On 2020-07-06 3:08 PM, Jon Ribbens via Python-list wrote:
> On 2020-07-06, Frank Millman <frank at chagford.com> wrote:
>> On 2020-07-06 2:06 PM, Jon Ribbens via Python-list wrote:
>>> While I agree entirely with your point, there is however perhaps room
>>> for a bit more helpfulness from the json module. There is no sensible
>>> reason I can think of that it refuses to serialize sets, for example.
>>> Going a bit further and, for example, automatically calling isoformat()
>>> on date/time/datetime objects would perhaps be a bit more controversial,
>>> but would frequently be useful, and there's no obvious downside that
>>> occurs to me.
>>
>> I may be missing something, but that would cause a downside for me.
>>
>> I store Python lists and dicts in a database by calling dumps() when
>> saving them to the database and loads() when retrieving them.
>>
>> If a date was 'dumped' using isoformat(), then on retrieval I would not
>> know whether it was originally a string, which must remain as is, or was
>> originally a date object, which must be converted back to a date object.
>>
>> There is no perfect answer, but my solution works fairly well.

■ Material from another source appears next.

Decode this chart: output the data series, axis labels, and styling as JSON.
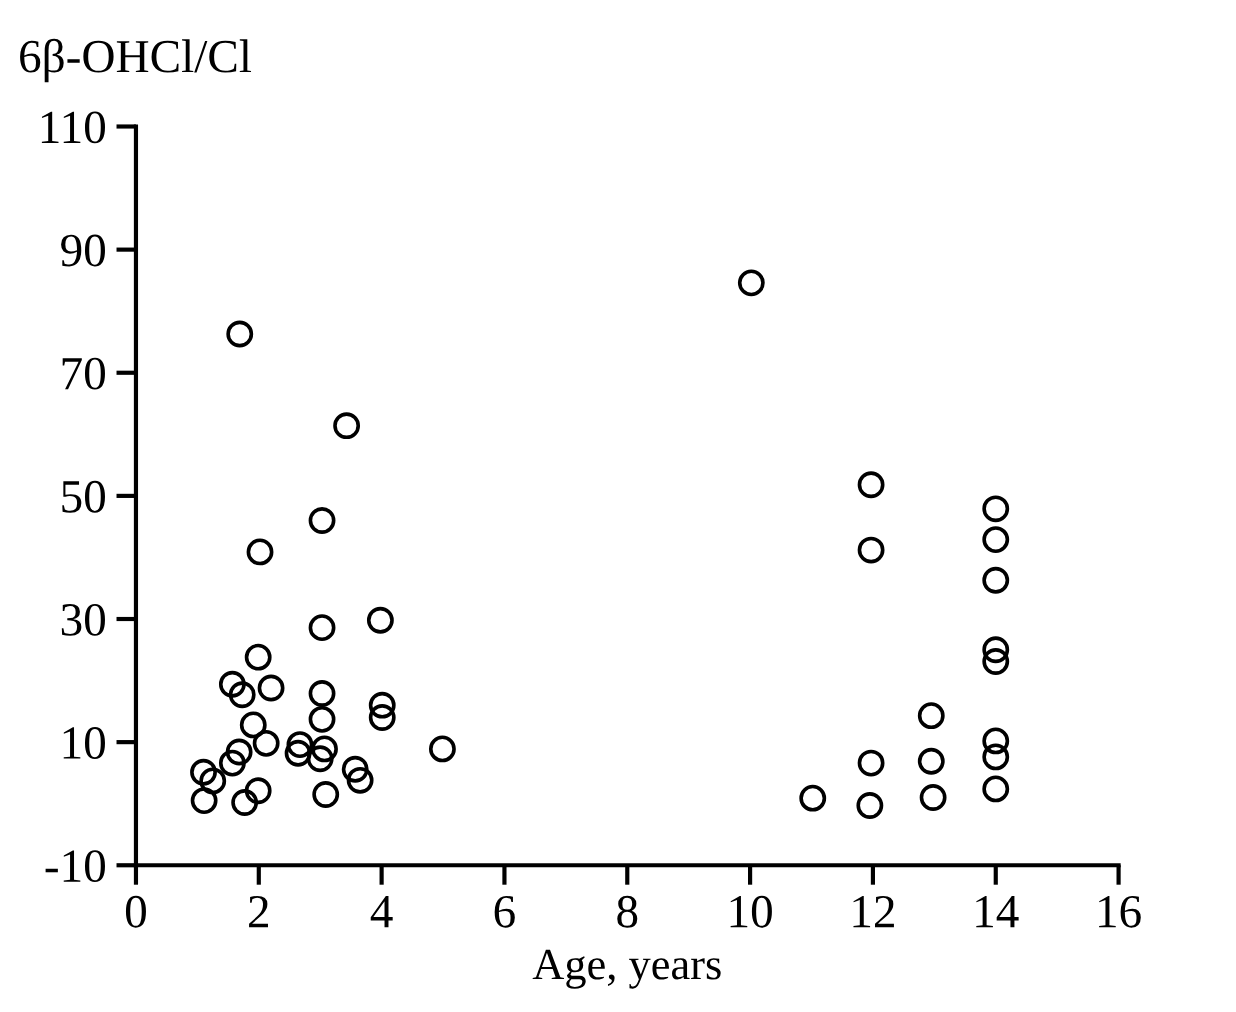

When
>> dumping, I use 'default=repr'. This means that dates get dumped as
>> 'datetime.date(2020, 7, 6)'. I look for that pattern on retrieval to
>> detect that it is actually a date object.
> 
> There is no difference whatsoever between matching on the repr output
> you show above and matching on ISO-8601 datetimes, except that at least
> ISO-8601 is an actual standard. So no, you haven't found a downside.
> 

I don't understand. As you say, ISO-8601 is a standard, so the original 
object could well have been a string in that format. So how do you 
distinguish between an object that started out as a string, and an 
object that started out as a date/datetime object?